«C'est une très bonne décision du président ukrainien», «Viktor Ianoukovitch au poste de premier ministre est une garantie de stabilité et d'unité pour l'Ukraine»: l'ambassadeur de Russie à Kiev, Viktor Tchernomyrdine, avait retrouvé le sourire hier pour commenter le dernier retournement politique en Ukraine.
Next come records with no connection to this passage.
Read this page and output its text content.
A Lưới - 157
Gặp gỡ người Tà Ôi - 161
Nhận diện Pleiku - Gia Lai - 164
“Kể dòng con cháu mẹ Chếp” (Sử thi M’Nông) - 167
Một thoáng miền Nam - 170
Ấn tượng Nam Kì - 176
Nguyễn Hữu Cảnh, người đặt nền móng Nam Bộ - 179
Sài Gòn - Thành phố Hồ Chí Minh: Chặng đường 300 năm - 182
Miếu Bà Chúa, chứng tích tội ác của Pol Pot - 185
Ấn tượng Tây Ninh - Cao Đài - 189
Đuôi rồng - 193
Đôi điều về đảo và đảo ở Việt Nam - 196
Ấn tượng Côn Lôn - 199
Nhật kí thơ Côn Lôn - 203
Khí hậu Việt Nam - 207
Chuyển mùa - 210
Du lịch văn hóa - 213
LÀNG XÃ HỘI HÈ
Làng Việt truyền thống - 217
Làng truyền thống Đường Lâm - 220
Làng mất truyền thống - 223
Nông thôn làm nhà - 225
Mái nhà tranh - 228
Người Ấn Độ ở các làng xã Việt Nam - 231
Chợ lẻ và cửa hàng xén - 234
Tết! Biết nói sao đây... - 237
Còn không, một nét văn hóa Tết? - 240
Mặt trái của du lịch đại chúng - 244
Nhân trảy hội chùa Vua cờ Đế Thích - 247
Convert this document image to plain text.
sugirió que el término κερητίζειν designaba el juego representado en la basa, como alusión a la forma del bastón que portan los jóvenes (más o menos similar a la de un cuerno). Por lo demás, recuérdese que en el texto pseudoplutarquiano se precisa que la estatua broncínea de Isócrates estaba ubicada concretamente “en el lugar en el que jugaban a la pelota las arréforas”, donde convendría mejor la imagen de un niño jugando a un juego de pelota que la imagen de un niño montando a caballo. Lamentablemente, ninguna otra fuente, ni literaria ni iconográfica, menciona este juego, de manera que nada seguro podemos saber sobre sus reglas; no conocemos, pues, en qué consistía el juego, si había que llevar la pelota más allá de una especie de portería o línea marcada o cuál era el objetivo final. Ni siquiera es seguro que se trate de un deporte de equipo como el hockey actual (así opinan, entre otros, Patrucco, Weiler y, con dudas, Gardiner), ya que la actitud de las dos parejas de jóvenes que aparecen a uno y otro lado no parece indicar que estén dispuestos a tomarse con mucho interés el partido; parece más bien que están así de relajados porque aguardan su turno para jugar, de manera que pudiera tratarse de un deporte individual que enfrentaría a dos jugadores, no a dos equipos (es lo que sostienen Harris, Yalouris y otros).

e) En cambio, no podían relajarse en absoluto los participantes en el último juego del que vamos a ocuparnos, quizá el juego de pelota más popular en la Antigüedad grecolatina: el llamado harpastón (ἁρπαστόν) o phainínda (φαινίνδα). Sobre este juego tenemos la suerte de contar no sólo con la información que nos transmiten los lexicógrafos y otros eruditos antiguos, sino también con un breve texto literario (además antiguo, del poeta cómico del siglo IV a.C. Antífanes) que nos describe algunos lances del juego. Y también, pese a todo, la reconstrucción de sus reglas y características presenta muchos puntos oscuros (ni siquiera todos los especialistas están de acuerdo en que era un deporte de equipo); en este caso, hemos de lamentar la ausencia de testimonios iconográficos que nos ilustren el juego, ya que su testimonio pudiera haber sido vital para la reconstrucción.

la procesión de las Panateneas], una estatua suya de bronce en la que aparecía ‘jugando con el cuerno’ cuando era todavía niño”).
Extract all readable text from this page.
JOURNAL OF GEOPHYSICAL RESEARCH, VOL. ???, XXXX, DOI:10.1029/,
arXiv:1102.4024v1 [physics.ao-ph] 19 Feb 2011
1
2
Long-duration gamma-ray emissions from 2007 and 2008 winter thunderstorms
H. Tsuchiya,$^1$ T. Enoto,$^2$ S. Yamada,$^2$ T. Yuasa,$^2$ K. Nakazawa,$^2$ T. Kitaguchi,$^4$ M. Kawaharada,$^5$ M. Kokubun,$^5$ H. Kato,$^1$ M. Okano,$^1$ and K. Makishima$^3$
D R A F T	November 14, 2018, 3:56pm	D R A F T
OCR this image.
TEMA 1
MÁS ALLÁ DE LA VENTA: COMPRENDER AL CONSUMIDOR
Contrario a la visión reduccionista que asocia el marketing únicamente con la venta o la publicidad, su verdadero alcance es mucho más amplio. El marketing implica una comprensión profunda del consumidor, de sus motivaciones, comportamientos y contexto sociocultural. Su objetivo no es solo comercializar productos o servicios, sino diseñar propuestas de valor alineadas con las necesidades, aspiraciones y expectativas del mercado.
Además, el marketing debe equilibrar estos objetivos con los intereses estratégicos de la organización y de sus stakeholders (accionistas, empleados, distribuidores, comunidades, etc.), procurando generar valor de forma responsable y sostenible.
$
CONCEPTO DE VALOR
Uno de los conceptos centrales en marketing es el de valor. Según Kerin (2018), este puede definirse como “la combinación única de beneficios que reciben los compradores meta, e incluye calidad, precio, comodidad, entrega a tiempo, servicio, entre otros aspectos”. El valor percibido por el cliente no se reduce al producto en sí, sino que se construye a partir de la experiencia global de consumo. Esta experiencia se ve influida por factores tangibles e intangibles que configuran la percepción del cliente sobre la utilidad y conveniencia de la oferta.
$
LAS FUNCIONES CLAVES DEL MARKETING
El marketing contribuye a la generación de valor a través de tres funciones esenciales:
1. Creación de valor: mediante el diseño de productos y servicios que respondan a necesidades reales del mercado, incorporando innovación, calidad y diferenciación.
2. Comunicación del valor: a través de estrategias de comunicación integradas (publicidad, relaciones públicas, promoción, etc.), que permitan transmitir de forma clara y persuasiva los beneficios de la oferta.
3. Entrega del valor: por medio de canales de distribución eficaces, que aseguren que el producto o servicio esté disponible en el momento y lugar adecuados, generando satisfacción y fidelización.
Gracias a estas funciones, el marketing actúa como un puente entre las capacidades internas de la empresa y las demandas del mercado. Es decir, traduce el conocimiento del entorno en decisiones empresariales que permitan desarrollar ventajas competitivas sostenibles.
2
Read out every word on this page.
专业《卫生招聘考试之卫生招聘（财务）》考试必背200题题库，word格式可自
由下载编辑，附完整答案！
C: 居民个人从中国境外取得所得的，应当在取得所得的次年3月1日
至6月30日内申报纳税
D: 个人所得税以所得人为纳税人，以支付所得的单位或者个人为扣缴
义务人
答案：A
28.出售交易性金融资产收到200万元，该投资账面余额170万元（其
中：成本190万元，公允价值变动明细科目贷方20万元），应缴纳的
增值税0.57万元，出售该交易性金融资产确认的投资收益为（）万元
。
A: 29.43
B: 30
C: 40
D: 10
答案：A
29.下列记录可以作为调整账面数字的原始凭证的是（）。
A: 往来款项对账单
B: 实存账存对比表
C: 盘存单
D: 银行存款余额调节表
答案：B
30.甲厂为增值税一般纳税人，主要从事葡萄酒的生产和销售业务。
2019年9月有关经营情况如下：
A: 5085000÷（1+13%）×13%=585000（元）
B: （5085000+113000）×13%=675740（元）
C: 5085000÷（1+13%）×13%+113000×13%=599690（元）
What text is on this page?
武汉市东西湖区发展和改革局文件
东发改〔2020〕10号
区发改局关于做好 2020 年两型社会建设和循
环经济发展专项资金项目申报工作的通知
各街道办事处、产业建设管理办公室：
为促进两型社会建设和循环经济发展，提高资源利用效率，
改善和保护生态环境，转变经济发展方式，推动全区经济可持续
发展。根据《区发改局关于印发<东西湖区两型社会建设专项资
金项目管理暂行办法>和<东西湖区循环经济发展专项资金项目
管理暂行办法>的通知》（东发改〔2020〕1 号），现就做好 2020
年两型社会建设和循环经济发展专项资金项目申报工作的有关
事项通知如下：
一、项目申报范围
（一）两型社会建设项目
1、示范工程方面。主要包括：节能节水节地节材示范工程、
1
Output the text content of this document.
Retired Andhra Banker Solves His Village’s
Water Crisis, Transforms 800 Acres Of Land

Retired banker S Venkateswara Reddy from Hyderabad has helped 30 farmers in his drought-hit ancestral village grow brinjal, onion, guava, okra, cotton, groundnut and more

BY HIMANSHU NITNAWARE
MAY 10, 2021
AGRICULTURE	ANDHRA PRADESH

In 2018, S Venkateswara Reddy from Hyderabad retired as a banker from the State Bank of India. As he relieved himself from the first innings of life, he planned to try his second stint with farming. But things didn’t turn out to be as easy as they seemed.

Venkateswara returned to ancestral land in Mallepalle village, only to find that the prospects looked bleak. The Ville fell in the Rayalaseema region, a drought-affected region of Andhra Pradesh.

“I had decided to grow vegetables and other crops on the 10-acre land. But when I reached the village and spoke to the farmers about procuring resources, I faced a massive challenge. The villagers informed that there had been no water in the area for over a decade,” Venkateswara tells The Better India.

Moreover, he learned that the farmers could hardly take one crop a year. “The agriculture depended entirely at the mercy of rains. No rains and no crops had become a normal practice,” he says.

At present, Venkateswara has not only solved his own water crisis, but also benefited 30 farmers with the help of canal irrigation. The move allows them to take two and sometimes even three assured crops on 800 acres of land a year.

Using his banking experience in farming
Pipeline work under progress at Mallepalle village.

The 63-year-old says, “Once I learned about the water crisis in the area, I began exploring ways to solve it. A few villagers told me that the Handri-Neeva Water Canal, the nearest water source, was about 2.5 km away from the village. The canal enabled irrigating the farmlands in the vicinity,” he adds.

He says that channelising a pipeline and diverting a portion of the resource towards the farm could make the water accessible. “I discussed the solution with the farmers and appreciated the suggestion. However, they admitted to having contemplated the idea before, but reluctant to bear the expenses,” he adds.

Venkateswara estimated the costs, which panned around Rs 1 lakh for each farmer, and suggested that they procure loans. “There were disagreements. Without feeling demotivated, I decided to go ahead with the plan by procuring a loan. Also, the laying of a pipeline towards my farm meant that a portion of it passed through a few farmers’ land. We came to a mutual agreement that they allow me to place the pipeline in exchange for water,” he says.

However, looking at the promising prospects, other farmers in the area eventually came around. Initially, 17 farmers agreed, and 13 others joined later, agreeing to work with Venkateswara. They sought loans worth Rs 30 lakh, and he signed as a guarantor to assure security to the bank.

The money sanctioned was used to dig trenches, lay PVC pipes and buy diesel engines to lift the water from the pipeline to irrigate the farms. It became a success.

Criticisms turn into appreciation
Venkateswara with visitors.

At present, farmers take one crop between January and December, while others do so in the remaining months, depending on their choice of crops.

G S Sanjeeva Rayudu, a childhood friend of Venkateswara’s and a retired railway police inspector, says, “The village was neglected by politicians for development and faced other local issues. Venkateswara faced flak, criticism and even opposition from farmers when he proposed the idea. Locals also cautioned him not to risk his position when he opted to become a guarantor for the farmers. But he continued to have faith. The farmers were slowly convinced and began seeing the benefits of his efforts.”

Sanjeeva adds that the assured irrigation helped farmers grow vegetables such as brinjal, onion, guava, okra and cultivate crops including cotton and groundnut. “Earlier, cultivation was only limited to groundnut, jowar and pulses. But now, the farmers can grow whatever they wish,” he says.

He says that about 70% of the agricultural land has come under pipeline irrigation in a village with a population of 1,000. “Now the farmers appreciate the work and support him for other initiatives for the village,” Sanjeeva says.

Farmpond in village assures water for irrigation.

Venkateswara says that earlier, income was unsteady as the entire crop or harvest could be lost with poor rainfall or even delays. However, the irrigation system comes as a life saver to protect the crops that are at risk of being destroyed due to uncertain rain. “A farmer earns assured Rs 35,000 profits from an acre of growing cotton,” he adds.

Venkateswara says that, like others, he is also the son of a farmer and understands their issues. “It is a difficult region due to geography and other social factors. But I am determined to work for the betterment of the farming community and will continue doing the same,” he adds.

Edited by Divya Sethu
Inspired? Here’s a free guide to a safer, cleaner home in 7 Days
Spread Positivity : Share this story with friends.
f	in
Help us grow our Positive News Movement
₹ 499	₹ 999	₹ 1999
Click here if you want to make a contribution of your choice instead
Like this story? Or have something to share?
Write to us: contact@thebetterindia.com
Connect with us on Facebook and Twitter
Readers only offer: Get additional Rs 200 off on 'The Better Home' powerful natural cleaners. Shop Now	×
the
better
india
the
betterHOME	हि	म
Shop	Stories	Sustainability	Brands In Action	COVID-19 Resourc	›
Traumatisé par la Révolution orange de 2004, le Kremlin peut se féliciter de voir son poulain, qu'il avait vainement soutenu à la présidentielle de 2004-2005, finalement revenir au pouvoir.

«C'est la fin du cauchemar orange, non seulement pour la Russie mais aussi pour l'Ukraine!» triomphait hier Kirill Frolov, chargé des questions ukrainiennes à l'Institut moscovite de la CEI (la communauté qui a succédé à l'URSS) et lui-même interdit de séjour en Ukraine ces derniers mois pour y avoir «propagé le séparatisme». «Il est peu probable que Ianoukovitch puisse faire baisser le prix des livraisons de gaz russe à l'Ukraine [question brûlante qui doit être bientôt renégociée, ndlr], admet cet analyste, mais la rhétorique anti-russe de ces derniers temps pourrait s'atténuer, et les relations entre nos deux pays s'améliorer.» Gleb Pavlovski, conseiller du Kremlin qui s'était beaucoup engagé dans la bataille contre les «orange», a retrouvé aussi sa bonne humeur: «Le temps semble loin maintenant quand les Etats-Unis nous menaçaient de variantes ukrainienne ou libanaise [d'imposition de régimes dit démocratiques, ndlr]. En Géorgie, en Ukraine ou au Liban, toutes ces variantes s'achèvent dans le chaos et, à Moscou, ce cauchemar «orange» fait maintenant plutôt rire.»

La «revanche» de Moscou sur la «révolution orange» est surtout «symbolique», nuance le politologue Dmitri Orechkine: «C'est surtout une victoire pour l'Ukraine et pour son unité. En Russie, beaucoup attendaient plutôt de Ianoukovitch qu'il se batte jusqu'au bout contre les «orange». Or, là, il a plutôt montré sa capacité à s'entendre avec eux. Toutes les données du système politique ukrainien ont changé, et Ianoukovitch ne sera pas en mesure de faire des gestes trop ouvertement pro-russes. Que pourrait-il offrir à la Russie pour que celle-ci lui vende son gaz moins cher?»

Pour contrer l'éloignement de l'Ukraine, certains cercles ultra-nationalistes ou «eurasistes» russes ont ouvertement plaidé ces derniers mois une «scission» de l'Ukraine, l'ouest du pays étant invité à poursuivre ses chimères d'intégration avec l'Union européenne ou l'OTAN, tandis que l'est et le sud, peuplés de russophones, seraient rattachés à la Russie. «C'est un point de vue qui était aussi pris en considération au Kremlin, souligne Dmitri Orechkine, et qui supposait plutôt d'entretenir la déstabilisation en Ukraine.» De ce point de vue, particulièrement retors, l'armistice signé entre Ianoukovitch et Iouchtchenko ne serait pas forcément une bonne nouvelle pour la Russie. Moscou continuera à veiller sur les affaires ukrainiennes de façon très intéressée.